The third level consists of "the electronic transactions that
occur within the network marketplaces [that] require guarantees about data security
and support for electronic payments ...."56
At this level the Article 2B debate has not engaged the global dimensions of
information policy, particularly international debates concerning data security.
For example, American insistence upon export controls over encryption technologies
and "back doors" accessible to U.S. national security agencies is
perceived by Europeans as a thinly disguised trade barrier.
Finally, "in cases where the deliverables themselves are electronic
(e.g., software sold over the Internet), e-commerce will also involve policies
about intellectual property rights and content regulation."57
The Article 2B debate is centrally focused on the adequacy of the definitions
of deliverables as "information" and "information content,"
as well as issues concerning the coordination between federal laws concerning
copyright and state commercial codes.
5. Summary: The commonality of code across these levels.
Although parsing the problem in these four levels is helpful in gaining
a sense of the place of the Article 2B debate in a comprehensive information
policy, it is striking that there is also a commonality across the four levels
of analysis. At each level the digital economy is dependent upon code. Whether
software-based or instantiated in silicon, code determines both the means and
the mode of production, and therefore it is the key to wealth and power in an
information society. Indeed, a vision of an information society is the real
subject of the Article 2B debate, even if it is only occasionally visible as
such.
V. Conclusion
This paper has argued that the Article 2B debate, like all discussions
of "the computer revolution," has become trapped in its own metaphors-metaphors
about "information highways" and the "knowledge economy."

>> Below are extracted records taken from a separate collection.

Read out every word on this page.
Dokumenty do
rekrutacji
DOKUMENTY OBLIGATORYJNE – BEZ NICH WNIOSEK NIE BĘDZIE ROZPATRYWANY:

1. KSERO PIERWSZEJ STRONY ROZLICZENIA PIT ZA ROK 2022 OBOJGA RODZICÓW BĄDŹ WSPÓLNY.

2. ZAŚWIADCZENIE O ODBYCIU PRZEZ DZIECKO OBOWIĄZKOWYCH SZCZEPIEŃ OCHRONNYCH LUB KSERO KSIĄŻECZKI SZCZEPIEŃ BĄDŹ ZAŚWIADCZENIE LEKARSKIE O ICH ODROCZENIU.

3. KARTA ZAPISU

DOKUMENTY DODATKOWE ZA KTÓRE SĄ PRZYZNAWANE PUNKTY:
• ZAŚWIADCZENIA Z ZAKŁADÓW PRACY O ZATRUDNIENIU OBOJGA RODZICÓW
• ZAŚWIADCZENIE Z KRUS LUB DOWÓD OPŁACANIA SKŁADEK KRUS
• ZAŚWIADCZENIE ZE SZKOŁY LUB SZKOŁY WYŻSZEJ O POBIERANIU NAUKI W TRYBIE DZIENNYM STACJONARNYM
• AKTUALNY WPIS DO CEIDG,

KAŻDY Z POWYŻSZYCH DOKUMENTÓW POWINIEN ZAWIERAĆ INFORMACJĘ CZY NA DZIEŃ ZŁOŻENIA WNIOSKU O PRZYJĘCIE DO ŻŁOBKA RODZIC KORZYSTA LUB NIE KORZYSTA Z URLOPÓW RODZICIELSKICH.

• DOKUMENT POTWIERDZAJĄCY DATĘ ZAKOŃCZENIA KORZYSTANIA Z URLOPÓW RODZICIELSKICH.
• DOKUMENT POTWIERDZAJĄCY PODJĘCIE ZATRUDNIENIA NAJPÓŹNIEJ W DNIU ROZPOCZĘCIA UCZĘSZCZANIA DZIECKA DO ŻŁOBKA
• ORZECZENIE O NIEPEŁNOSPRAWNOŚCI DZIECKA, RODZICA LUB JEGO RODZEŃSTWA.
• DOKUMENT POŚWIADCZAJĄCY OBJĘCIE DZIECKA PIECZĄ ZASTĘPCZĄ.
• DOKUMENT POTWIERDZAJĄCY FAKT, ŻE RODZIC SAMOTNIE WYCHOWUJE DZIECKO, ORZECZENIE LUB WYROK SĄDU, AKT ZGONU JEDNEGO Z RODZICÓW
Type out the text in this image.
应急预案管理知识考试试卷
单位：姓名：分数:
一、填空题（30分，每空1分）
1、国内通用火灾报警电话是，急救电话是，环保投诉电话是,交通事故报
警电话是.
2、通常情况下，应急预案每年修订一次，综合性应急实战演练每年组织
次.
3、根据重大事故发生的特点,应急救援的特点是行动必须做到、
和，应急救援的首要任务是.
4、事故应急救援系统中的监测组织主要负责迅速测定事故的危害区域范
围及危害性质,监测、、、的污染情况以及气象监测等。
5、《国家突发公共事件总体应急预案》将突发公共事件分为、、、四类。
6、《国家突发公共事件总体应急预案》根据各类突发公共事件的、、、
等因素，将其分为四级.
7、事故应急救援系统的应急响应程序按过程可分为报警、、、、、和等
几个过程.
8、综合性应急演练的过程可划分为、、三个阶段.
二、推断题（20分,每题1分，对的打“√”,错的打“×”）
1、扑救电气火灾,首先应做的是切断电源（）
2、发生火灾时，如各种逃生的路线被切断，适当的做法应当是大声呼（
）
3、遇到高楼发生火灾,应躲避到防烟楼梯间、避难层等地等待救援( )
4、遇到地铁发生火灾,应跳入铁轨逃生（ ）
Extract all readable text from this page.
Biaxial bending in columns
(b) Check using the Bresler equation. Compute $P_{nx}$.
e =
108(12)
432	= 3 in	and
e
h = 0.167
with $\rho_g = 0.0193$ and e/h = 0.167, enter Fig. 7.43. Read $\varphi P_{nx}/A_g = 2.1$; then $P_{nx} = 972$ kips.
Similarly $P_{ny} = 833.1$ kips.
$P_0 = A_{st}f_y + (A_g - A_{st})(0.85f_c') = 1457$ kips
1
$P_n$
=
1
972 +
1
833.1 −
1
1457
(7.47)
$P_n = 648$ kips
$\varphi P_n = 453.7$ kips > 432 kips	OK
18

The first stage of every process of historical change must necessarily use metaphors
from the past, but they are at best heuristic.
Social science research has been presented in this paper as a test of these
heuristics, and has identified two important concerns. First, while software
code is the infrastructure of the new economy, it is not simply a commodity
like other forms of capital investment; it is also a communications medium that
engages important political interests. Second, the knowledge economy does not
replace the industrial economy in any simple sense; rather each economic sector
is being transformed according to its own logic, and therefore regulatory policy
must be modest and incremental. Unfortunately, the Article 2B debate has most
often failed to appreciate and respond to these concerns.